Le fait que KCC4(T926A) ait une activité de transport hors gamme, c'est-à-dire qu’il est ~10 fois plus actif que KCC4(wt) en condition hypotonique, est remarquable en soi. En effet, si le résidu T926 correspond à un site qui est phosphorylé en condition isotonique et déphosphorylé en condition hypotonique, cela impliquerait que seulement une fraction du KCC4(wt) ciblé par l’enzyme régulatrice serait déphosphorylée sur ce site en condition hypotonique, sinon son activité s’approcherait de celle du mutant. Or, comme un site phosphoaccepteur se lie normalement à une seule molécule de PO4, il faudrait concevoir un système où plusieurs des KCC4 présents à la membrane échapperaient à l’action de l’enzyme déphosphorylante parce que le site T926 est inaccessible. Bien que cette possibilité ne soit pas exclue, elle apparaît contre-intuitive et difficile à prouver.

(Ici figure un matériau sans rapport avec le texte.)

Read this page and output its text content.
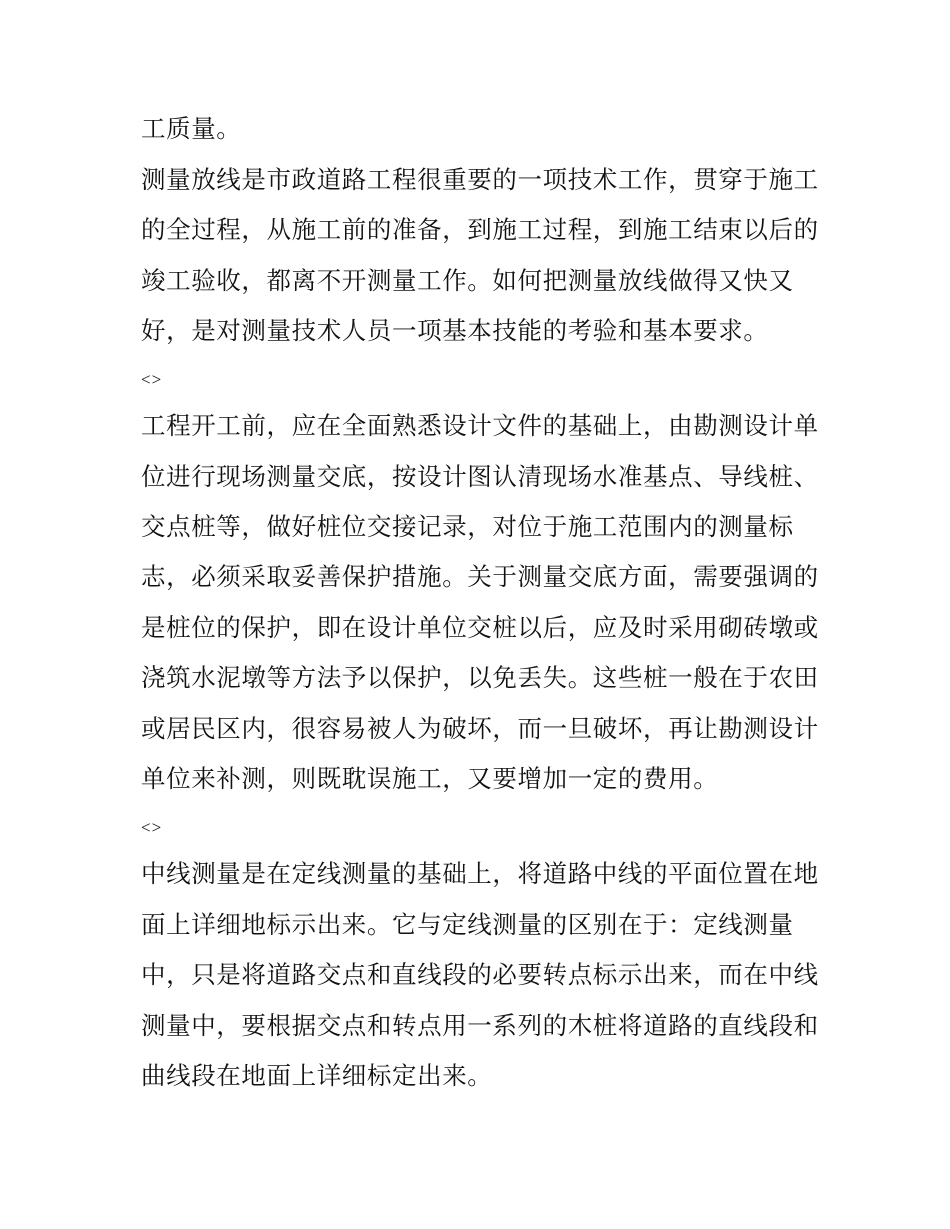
工质量。
测量放线是市政道路工程很重要的一项技术工作，贯穿于施工
的全过程，从施工前的准备，到施工过程，到施工结束以后的
竣工验收，都离不开测量工作。如何把测量放线做得又快又
好，是对测量技术人员一项基本技能的考验和基本要求。
<>
工程开工前，应在全面熟悉设计文件的基础上，由勘测设计单
位进行现场测量交底，按设计图认清现场水准基点、导线桩、
交点桩等，做好桩位交接记录，对位于施工范围内的测量标
志，必须采取妥善保护措施。关于测量交底方面，需要强调的
是桩位的保护，即在设计单位交桩以后，应及时采用砌砖墩或
浇筑水泥墩等方法予以保护，以免丢失。这些桩一般在于农田
或居民区内，很容易被人为破坏，而一旦破坏，再让勘测设计
单位来补测，则既耽误施工，又要增加一定的费用。
<>
中线测量是在定线测量的基础上，将道路中线的平面位置在地
面上详细地标示出来。它与定线测量的区别在于：定线测量
中，只是将道路交点和直线段的必要转点标示出来，而在中线
测量中，要根据交点和转点用一系列的木桩将道路的直线段和
曲线段在地面上详细标定出来。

À la lumière de ces résultats, on doit donc songer à la possibilité que la mutation T926A induise un changement de conformation de la protéine. À cet effet, une étude récente dans notre laboratoire à montré qu’une chimère de KCC4 sur laquelle on a remplacé la

partie distale du C-terminus par celle de KCC2, partie ou se trouve aussi les résidus T926 et T980, a une activité plus élevée que le KCC4(wt) [143].